The Proof is in the Undies. Yep.

I know you have read the top ten signs that your SO is screwing around…new cologne, going to the gym, protective of their phone, blah, blah, blah…that’s so beginner. If you have a repeat offender, I assure you, they are not even going to wear cologne, they have a second phone, but for some reason, they do not consider the fact that you do their laundry. And, if you do not, well, time to be the perfect spouse and start.

So, my husband had some brown stuff all over the inside front of his boxer briefs. I smelled it. WTF? Is this? OMG … it was period blood. It sure as hell wasn’t mine. But, naturally I went out and this time bought him some white underwear to monitor the situation.

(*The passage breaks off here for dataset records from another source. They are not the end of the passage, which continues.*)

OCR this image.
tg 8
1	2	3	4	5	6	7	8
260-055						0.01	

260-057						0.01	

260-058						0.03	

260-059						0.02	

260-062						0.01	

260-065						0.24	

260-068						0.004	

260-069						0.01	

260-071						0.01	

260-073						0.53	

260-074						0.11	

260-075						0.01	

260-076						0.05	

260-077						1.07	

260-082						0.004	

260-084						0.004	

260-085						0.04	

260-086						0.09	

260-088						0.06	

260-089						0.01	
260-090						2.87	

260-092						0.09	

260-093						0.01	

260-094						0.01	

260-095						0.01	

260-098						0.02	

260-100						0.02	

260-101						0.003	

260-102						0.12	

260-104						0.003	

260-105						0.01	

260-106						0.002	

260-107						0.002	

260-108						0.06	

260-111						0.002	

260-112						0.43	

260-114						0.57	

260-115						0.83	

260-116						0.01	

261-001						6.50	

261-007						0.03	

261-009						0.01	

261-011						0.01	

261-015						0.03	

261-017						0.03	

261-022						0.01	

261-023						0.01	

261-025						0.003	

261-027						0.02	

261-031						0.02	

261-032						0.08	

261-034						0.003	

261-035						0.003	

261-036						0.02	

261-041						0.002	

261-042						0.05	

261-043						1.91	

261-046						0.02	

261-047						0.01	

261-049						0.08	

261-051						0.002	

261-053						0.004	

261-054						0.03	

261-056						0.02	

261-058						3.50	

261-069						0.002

So now I am completely tuned in to his dirty underwear. And. He is not. Then I start noticing some shit stains. Like. Wow. Aren’t you a little old for this? So then I bought him some black underwear. So then when I did his laundry…I now noticed white stains on the black undies where his ass would be.

Yep. My husband was fucking around with women on their periods and also taking it in the ass from men probably married to women who had periods. My athletic, football lovin’, I’m a he-man kind of man, man, according to the black underwear I bought him is taking it in the ass. Holy Shit.

You see. Underwear really does wake up your senses. Your nose. Your eyes. and Your world.

If you really want to confirm your significant other is a lying cheating mother fucker. The answer could be right under your nose. And it may not smell super good, but it definitely WILL smell of something.